Job Title: Data Scientist (Healthcare)
Location: 100% Remote
Visa: USC, GC, H1B Transfer, EAD/W2
Interview Process: Recruiter screen (skills & domain fit)
Technical deep dive (SQL, modeling, case study)
Practical exercise (notebook or take-home)
Stakeholder panel (communication & healthcare use-case discussion
About the Role: We’re looking for a hands-on Data Scientist to solve real-world business problems in healthcare/health insurance using machine learning and modern cloud tooling. You’ll own the full lifecycle—from problem framing and data wrangling to modeling, deployment support, and stakeholder storytelling.
Top Skills: Python/R, SQL, Spark/Databricks, Azure ML or Vertex AI, MLflow, Git/GitHub, Jupyter/Databricks notebooks, Power BI/Tableau, Azure/GCP services.
What You’ll Do
- Partner with business/clinical stakeholders to define measurable use cases (e.g., risk & cost forecasting, readmission/LOS prediction, member churn, fraud/waste/abuse).
- Explore, cleanse, and engineer tabular data from claims, eligibility, EMR, utilization, and care-management sources.
- Build and evaluate models using regression, classification, time series, clustering, trees/GBMs; pilot deep-learning where additive value.
- Productionize with data & MLOps teams: feature pipelines (Spark/Databricks), model packaging, monitoring, drift/decay, and A/B testing.

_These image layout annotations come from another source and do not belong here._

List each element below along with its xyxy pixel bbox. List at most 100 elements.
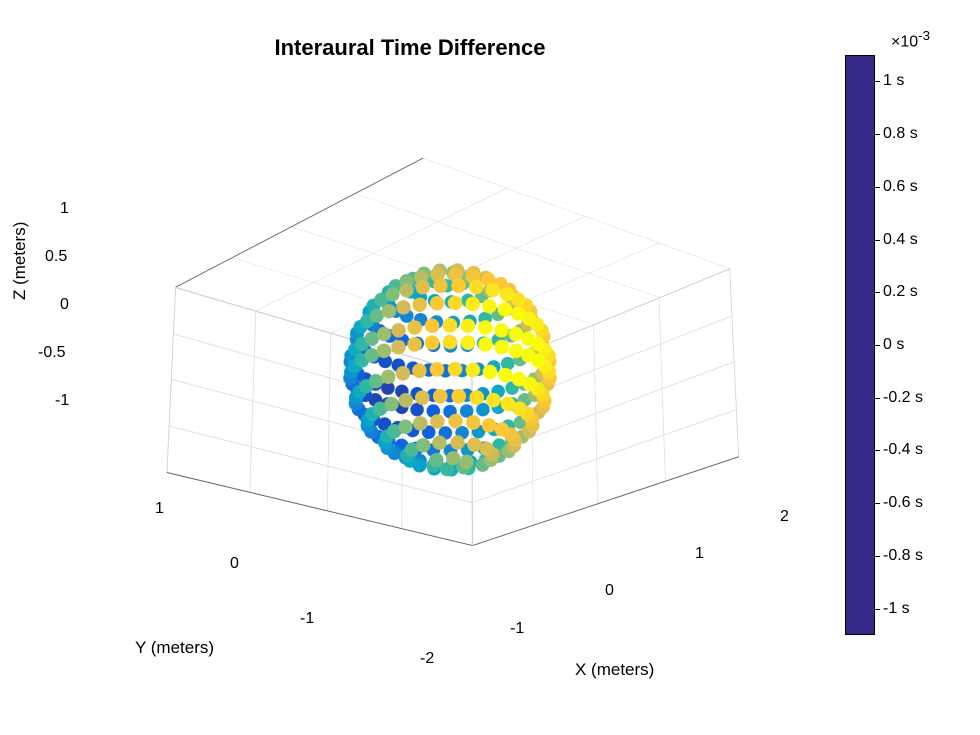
scatter-point bbox=[469, 280, 483, 294]
z-tick: 0.5 bbox=[45, 248, 67, 266]
scatter-point bbox=[396, 300, 410, 314]
scatter-point bbox=[382, 304, 396, 318]
scatter-point bbox=[384, 397, 398, 411]
colorbar[interactable]: -1 s-0.8 s-0.6 s-0.4 s-0.2 s0 s0.2 s0.4 … bbox=[845, 55, 875, 635]
exponent-base: ×10 bbox=[891, 33, 918, 50]
scatter-point bbox=[498, 368, 513, 383]
scatter-point bbox=[480, 442, 494, 456]
scatter-point bbox=[450, 435, 464, 449]
z-tick: -0.5 bbox=[38, 344, 66, 362]
colorbar-tick: -1 s bbox=[883, 600, 910, 618]
x-tick: -1 bbox=[510, 620, 524, 638]
x-tick: 1 bbox=[695, 545, 704, 563]
scatter-point bbox=[443, 335, 458, 350]
colorbar-tick: -0.6 s bbox=[883, 494, 923, 512]
scatter-point bbox=[512, 372, 526, 386]
scatter-point bbox=[478, 320, 493, 335]
z-axis-label: Z (meters) bbox=[10, 222, 30, 300]
scatter-point bbox=[432, 435, 446, 449]
scatter-point bbox=[482, 299, 496, 313]
scatter-point bbox=[398, 420, 412, 434]
exponent-pow: -3 bbox=[918, 28, 930, 43]
colorbar-exponent: ×10-3 bbox=[891, 28, 930, 51]
scatter-point bbox=[448, 362, 463, 377]
scatter-point bbox=[521, 331, 535, 345]
colorbar-tick: 0.6 s bbox=[883, 178, 918, 196]
scatter-point bbox=[483, 365, 498, 380]
scatter-point bbox=[416, 438, 430, 452]
scatter-point bbox=[494, 323, 508, 337]
scatter-point bbox=[466, 363, 481, 378]
colorbar-tick: 0 s bbox=[883, 336, 904, 354]
colorbar-tick: -0.8 s bbox=[883, 547, 923, 565]
scatter-point bbox=[478, 337, 493, 352]
scatter-point bbox=[486, 393, 501, 408]
colorbar-tick: -0.4 s bbox=[883, 441, 923, 459]
chart-title: Interaural Time Difference bbox=[0, 35, 820, 61]
scatter-point bbox=[443, 318, 458, 333]
y-tick: 1 bbox=[155, 500, 164, 518]
x-tick: 0 bbox=[605, 582, 614, 600]
scatter-point bbox=[385, 287, 399, 301]
scatter-point bbox=[391, 340, 406, 355]
scatter-point bbox=[407, 320, 422, 335]
colorbar-tick: 1 s bbox=[883, 72, 904, 90]
scatter-point bbox=[429, 453, 443, 467]
scatter-point bbox=[416, 280, 430, 294]
scatter-point bbox=[521, 348, 535, 362]
scatter-point bbox=[451, 279, 465, 293]
scatter-point bbox=[451, 389, 466, 404]
figure: Interaural Time Difference ×10-3 bbox=[0, 0, 980, 735]
scatter-point bbox=[396, 366, 411, 381]
scatter-point bbox=[412, 363, 427, 378]
scatter-point bbox=[433, 389, 448, 404]
scatter-point bbox=[425, 335, 440, 350]
scatter-point bbox=[500, 287, 514, 301]
scatter-point bbox=[381, 370, 395, 384]
z-tick: -1 bbox=[55, 392, 69, 410]
y-tick: 0 bbox=[230, 555, 239, 573]
colorbar-tick: 0.8 s bbox=[883, 125, 918, 143]
scatter-point bbox=[461, 319, 476, 334]
scatter-point bbox=[501, 397, 515, 411]
scatter-point bbox=[482, 418, 496, 432]
scatter-point bbox=[511, 306, 525, 320]
axes-3d[interactable] bbox=[90, 60, 810, 680]
scatter-point bbox=[509, 344, 523, 358]
scatter-point bbox=[465, 297, 479, 311]
scatter-point bbox=[413, 416, 427, 430]
z-tick: 0 bbox=[60, 296, 69, 314]
scatter-point bbox=[494, 340, 509, 355]
scatter-point bbox=[448, 414, 463, 429]
y-tick: -1 bbox=[300, 610, 314, 628]
x-tick: -2 bbox=[420, 650, 434, 668]
colorbar-tick: -0.2 s bbox=[883, 389, 923, 407]
scatter-point bbox=[459, 455, 473, 469]
scatter-point bbox=[430, 362, 445, 377]
scatter-point bbox=[461, 335, 476, 350]
colorbar-tick: 0.2 s bbox=[883, 283, 918, 301]
scatter-point bbox=[407, 337, 422, 352]
scatter-point bbox=[430, 414, 445, 429]
scatter-point bbox=[466, 415, 481, 430]
x-tick: 2 bbox=[780, 508, 789, 526]
scatter-point bbox=[495, 422, 509, 436]
y-axis-label: Y (meters) bbox=[135, 638, 214, 658]
scatter-point bbox=[399, 283, 413, 297]
colorbar-tick: 0.4 s bbox=[883, 231, 918, 249]
colorbar-gradient bbox=[845, 55, 875, 635]
scatter-point bbox=[469, 390, 484, 405]
scatter-point bbox=[377, 344, 391, 358]
scatter-point bbox=[425, 319, 440, 334]
scatter-point bbox=[433, 279, 447, 293]
x-axis-label: X (meters) bbox=[575, 660, 654, 680]
scatter-point bbox=[448, 296, 462, 310]
scatter-point bbox=[415, 390, 430, 405]
scatter-point bbox=[509, 327, 523, 341]
scatter-point bbox=[413, 298, 427, 312]
scatter-point bbox=[398, 393, 413, 408]
scatter-point bbox=[377, 327, 391, 341]
scatter-point bbox=[498, 302, 512, 316]
scatter-point bbox=[467, 437, 481, 451]
z-tick: 1 bbox=[60, 200, 69, 218]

- Write clear analyses, dashboards, and exec-ready presentations; translate findings into actions and ROI.
- Ensure privacy/compliance (HIPAA/PHI), data governance, and reproducible research (git, notebooks, experiment tracking).
- Contribute to LLM initiatives: prompt engineering, RAG, basic fine-tuning, and experiments with agentic AI frameworks for workflow automation.
Required Qualifications
- 6–8 years of hands-on data science delivering business impact (healthcare/health insurance experience is a big plus).
- Strong tabular data handling/manipulation skills.
- Solid SQL and proficiency in at least one statistical programming language (Python or R).
- Working knowledge of MS Office (Excel/PowerPoint/Access) for quick analyses and stakeholder comms.
- Experience with Big Data tools: HDFS, Hive, Spark, MapR-DB (or equivalent).
- Practical experience with statistical & ML techniques: linear/logistic regression, time series, clustering, decision trees, tree ensembles (XGBoost/LightGBM).
- Cloud & ML platforms: Databricks, Azure ML and/or Google Vertex AI (pipelines, model registry, deployment workflows).
- Exposure to prompt engineering, LLM fine-tuning (LoRA/PEFT or platform-native), and agentic AI concepts.
- Clear, concise communicator; able to convert ambiguity into structured analysis and decisions.
- BS/MS in Computer Science, Statistics, Applied Math, Engineering, or related field (or equivalent experience).